Martin Currie’s Head of Stewardship, Sustainability and Impact David Sheasby says impact investing has become significantly more prominent as investors focus on the intentionality of their investments and seek to generate positive impact alongside financial returns. “We expect that investors will look at the role of public equites in generating impact as a key focus for 2023,” he says.

Climate will remain a key issue next year with an increased sense of urgency for action as the window for limiting climate change rapidly closes. Human rights, social issues and inequality will have increased prominence as stewardship topics, with the emergence of regulation in this space, he says.

Group chief investment officer at Amundi Vincent Mortier says long-term ESG themes have been reinforced by the Covid-19 crisis and the Russia-Ukraine war. Amundi’s 2023 Investment Outlook says investors should play the energy transition and food security themes, accelerate the net-zero path, and look for companies that can improve their ESG profile through active engagement.

Female traders look to CFDs

Over the past three years in Australia, CMC Markets has seen a 13% increase in female ALPHA Contracts – For-Difference (CFD) traders. In the same time period, total male ALPHA traders decreased 7% suggesting the rise of the female investor is significant in the once typically male-dominated sector.

Female ALPHA traders (high-volume CFD traders), are identifying opportunities and trading short-term price movements across markets like the ASX 200 index, foreign exchange pairs including AUD/USD, and commodities such as silver, CMC data shows.

“These assets tend to be a popular starting point for traders because they’re familiar. Information and commentary are readily available across not just the media but also our CMC Markets Analysts,” says CMC Markets Senior Sales Trader, Kurt Mayell.

CFDs trade on the price movement of underlying financial assets (such as forex and commodities), and fluctuations in price can be significant, so it pays to stay across market movements, Mayell says.


Australians remain confused about cryptocurrencies and whether to invest of not. High profile company fails have shaken the market, which traded as high as US$64,000 in November 2021, but is currently sitting around US$21,000 a Bitcoin.

While a survey by global cryptocurrency app Luno found 71% of respondents still don’t understand the market or how to invest in it, almost half the number of people surveyed said they were considering adding it to their portfolio.

“One of the benefits of cryptocurrency is that anyone can invest. It was designed to be decentralised, meaning everyone has the power to access, trade and invest in coins.

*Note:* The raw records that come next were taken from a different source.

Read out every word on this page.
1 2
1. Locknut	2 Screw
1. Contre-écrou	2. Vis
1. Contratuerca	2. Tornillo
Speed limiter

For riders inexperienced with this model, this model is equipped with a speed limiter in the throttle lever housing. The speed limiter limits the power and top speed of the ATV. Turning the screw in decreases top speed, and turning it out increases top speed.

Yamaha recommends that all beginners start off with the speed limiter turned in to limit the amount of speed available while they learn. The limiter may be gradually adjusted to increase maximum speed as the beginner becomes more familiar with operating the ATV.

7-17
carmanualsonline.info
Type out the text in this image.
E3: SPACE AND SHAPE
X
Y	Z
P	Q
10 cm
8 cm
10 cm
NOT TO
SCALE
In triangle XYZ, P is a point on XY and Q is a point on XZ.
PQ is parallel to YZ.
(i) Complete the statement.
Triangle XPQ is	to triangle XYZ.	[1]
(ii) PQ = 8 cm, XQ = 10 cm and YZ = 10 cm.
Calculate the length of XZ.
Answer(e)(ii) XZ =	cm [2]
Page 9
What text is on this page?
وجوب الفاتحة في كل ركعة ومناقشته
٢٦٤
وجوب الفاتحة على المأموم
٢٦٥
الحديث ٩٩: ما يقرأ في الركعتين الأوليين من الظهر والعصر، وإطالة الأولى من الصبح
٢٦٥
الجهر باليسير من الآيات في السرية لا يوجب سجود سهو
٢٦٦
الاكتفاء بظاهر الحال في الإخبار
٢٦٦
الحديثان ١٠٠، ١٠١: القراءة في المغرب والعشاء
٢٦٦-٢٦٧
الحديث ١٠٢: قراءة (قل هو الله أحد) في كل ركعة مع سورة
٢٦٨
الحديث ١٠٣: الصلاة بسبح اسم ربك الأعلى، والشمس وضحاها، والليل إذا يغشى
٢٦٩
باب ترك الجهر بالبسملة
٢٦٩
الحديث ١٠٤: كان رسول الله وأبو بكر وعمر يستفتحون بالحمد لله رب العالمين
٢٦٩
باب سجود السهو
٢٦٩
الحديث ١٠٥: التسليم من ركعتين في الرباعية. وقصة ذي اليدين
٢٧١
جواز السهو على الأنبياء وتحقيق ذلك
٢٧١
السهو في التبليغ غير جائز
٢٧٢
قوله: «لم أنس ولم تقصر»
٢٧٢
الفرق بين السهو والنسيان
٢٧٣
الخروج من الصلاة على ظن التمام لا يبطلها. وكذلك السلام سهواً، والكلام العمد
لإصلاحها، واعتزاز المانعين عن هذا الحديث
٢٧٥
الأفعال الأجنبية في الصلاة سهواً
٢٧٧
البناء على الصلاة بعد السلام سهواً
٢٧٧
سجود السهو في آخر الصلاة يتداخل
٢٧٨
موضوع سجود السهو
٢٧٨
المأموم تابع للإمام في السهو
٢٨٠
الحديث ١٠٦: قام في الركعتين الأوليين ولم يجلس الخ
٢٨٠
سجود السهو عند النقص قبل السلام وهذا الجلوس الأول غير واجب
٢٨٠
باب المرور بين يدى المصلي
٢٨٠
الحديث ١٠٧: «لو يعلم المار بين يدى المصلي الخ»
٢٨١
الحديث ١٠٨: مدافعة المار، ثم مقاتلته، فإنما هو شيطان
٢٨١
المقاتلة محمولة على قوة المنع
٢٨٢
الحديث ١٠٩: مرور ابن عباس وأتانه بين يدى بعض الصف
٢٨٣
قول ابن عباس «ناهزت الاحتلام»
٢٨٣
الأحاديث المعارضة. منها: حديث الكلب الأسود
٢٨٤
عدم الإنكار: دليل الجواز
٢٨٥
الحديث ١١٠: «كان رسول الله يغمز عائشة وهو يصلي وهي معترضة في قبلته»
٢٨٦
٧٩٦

However, like any financial system, it’s imperative that potential investors do their research before entering the market,” said James Logan, Country Manager, Australia, Luno.

This article represents the views only of the interviewees and should not be regarded as the provision of advice of any nature from Forbes Australia.  The article is intended to provide general information only and does not take into account your individual objectives, financial situation or needs. Past performance is not necessarily indicative of future performance. You should seek independent financial and tax advice before making any decision based on this information, the views or information expressed in this article.